The speaker was a tall, heavyset man with a broad, kind, copper-brown face and the sort of brushy, full mustache that only Hispanic men look good wearing. He was also wearing a white lab coat. He was a doctor. I was in a hospital. At my side, I saw an IV needle taped to my wrist.

“Are you having difficulty understanding me?” the doctor asked.

I cleared my throat to speak. “No, I understand you,” I said. “You’re speaking English.”

He smiled indulgently. “So I am.”

I realized that wasn’t what he’d meant.

He shone a small light in my eyes. I blinked, but tolerated it.

He pulled up a rolling stool. “Do you remember your name?”

“Hailey,” I said. “Hailey Cain.” My voice was thin and dry.

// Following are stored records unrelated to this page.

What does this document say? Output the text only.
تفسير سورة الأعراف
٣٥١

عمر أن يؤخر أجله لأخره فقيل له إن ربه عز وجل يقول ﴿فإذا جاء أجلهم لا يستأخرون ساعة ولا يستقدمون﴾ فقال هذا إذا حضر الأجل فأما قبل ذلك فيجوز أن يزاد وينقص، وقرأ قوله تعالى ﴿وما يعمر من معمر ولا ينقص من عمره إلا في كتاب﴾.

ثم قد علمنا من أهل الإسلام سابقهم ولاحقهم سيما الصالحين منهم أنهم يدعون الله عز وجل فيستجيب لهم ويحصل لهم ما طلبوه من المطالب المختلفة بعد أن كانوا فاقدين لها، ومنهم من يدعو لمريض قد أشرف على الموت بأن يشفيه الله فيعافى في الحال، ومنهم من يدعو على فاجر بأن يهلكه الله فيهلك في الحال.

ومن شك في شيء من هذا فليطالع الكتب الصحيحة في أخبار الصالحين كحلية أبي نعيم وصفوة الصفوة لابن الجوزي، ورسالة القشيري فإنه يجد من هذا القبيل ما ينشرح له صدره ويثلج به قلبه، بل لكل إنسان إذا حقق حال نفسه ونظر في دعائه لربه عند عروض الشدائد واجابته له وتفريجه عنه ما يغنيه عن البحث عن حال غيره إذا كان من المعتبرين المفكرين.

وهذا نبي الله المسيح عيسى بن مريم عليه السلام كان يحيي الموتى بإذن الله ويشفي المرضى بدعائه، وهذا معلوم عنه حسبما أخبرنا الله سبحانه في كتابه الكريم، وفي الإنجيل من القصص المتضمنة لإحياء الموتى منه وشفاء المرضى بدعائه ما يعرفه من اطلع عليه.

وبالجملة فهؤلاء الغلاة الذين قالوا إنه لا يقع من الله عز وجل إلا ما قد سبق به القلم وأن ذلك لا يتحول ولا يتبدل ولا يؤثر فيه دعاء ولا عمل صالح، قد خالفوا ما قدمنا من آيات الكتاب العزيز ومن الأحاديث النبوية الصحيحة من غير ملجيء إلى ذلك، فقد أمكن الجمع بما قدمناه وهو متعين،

“Well,” he said, “it’s a pleasure to finally know your name. We didn’t know. I’ve been calling you Miss America.”

“That’s flattering.”

“Do you know where you are?”

“Mexico,” I said.

I knew that automatically, but less clear was why. I hadn’t been on vacation. I hadn’t flown down; I had been driving. And something had gone wrong.

Suddenly I stiffened. “Was I shot?” An impossible idea, yet as soon as I said it, I knew it was true. “Doc?”

“Yes,” he said. “You were shot, twice. You also had some blunt-force trauma to your face.”

From when the Impala hit the tunnel wall. Now I remembered.